Murder In The Basement by Anthony Berkeley
- JetBlackDragonfly

- 4 days ago
- 2 min read

Anthony Berkeley was one of the most important figures in British crime writing and the founder of the prestigious Detection Club in 1930. This features the unusual structure of who-was-done-in rather than who-done-it, when a body is found buried under a brick floor.
Newlyweds move into a semi-detached villa in Lewisham to discover a body in the cellar too decomposed to identify. The previous long-term renter was an elderly spinster who only left once a year for a holiday. Chief Inspector Moresby and Sergeant Afford investigate—someone had a key, knew the home was empty, and lured the victim without force. With over 6,000 women reported missing to Scotland Yard each year, forensics work hard to discover it was once a young woman—five months pregnant, and a teacher at Roland House preparatory school. Moresby consults his writer friend and amateur sleuth Roger Sheringham, who once spent a fortnight teaching at the school. Sheringham began a novel with characters based on the staff, which should shed light on who the murderer could be.

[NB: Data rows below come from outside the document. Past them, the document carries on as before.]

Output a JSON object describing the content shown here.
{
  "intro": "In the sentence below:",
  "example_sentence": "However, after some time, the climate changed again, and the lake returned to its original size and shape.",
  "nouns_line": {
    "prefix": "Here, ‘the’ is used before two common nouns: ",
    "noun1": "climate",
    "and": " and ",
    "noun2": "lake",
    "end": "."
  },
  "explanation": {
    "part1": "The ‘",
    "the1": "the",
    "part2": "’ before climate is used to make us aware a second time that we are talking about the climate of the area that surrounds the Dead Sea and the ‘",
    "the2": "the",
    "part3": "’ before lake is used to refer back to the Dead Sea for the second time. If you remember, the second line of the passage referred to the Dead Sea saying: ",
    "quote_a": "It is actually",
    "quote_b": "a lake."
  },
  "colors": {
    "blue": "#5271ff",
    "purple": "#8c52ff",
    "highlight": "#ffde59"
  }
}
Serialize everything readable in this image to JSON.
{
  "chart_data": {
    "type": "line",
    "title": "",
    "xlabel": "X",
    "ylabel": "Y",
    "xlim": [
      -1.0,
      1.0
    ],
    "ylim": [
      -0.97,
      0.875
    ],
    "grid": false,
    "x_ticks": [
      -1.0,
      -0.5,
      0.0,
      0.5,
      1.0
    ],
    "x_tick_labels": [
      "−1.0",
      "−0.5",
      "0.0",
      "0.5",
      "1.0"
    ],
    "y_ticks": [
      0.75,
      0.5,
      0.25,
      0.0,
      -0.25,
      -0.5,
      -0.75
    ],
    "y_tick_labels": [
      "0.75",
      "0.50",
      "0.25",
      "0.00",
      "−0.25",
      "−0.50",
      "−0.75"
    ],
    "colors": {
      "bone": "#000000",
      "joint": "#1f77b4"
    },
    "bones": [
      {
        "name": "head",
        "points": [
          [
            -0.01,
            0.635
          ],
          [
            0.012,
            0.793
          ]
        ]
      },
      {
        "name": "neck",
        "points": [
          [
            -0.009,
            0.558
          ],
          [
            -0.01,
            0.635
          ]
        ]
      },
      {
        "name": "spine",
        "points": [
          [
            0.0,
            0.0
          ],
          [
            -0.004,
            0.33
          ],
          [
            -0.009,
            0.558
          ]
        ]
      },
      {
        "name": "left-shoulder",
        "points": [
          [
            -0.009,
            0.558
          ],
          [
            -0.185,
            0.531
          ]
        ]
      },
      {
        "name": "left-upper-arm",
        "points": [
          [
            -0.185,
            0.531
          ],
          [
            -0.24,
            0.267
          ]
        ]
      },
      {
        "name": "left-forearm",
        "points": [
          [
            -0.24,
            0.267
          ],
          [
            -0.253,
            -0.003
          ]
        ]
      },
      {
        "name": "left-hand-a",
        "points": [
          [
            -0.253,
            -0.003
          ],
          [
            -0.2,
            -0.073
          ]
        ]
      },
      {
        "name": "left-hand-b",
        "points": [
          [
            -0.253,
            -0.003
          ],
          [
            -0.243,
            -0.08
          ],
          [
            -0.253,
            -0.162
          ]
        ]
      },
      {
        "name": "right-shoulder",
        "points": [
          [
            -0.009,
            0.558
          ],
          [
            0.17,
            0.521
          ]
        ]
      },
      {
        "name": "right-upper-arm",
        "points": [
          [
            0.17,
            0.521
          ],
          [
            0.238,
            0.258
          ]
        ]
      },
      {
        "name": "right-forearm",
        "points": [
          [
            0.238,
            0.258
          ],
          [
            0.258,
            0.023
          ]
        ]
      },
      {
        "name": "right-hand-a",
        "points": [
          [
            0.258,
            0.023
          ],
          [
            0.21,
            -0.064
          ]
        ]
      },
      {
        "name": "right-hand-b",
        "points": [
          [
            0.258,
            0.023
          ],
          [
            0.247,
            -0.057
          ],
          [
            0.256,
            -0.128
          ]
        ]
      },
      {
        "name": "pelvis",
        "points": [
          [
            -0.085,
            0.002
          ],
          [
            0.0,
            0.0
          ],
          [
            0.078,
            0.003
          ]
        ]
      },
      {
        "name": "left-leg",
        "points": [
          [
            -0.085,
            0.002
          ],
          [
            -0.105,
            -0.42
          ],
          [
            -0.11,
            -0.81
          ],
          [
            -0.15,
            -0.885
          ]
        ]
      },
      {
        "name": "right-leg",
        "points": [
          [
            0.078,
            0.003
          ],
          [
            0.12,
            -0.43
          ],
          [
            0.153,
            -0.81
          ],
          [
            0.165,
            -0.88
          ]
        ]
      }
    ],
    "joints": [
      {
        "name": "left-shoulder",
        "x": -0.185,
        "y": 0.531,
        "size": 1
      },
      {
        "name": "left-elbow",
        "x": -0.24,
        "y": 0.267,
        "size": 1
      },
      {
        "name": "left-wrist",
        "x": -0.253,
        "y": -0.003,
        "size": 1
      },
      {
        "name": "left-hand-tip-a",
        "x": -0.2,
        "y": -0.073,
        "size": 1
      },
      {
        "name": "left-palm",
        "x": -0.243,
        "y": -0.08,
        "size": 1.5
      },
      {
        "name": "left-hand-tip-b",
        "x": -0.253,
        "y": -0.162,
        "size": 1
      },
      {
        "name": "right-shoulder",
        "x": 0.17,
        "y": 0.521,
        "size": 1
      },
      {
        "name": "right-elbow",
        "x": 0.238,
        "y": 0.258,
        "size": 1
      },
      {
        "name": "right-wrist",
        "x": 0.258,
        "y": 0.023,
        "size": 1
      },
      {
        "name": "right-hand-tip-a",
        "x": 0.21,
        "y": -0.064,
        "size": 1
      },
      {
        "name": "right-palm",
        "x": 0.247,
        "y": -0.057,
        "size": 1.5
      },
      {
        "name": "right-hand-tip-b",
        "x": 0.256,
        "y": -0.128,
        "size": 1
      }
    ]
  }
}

The next 60 pages are the actual manuscript featuring the headmaster, his daughter and wife, and the three men and three women who form the teaching staff—uncovering affairs, adultery, pregnancy, blackmail, and of course, murder. When Moresby's investigations reach a dead end, he asks Sheringham to return to the school as a "spy within the gates." Roger accepts—after all, "Murder is my hobby."
An unknown victim, a different mystery, ending in a whodunit. The unusual structure and an entertaining detective in Moresby kept this going. Reading the manuscript did not enlighten me, and I felt it left the original mystery behind. Roger Sheringham first appeared in The Layton Court Mystery, and although this is #8 in the series, he is not really involved until the last 50 pages. Anthony Berkeley wrote Before the Fact under the pseudonym Frances Iles, famously filmed as Suspicion by Alfred Hitchcock in 1941.
Republished by the British Library Crime Classics series, this is widely available in all formats, including eBook.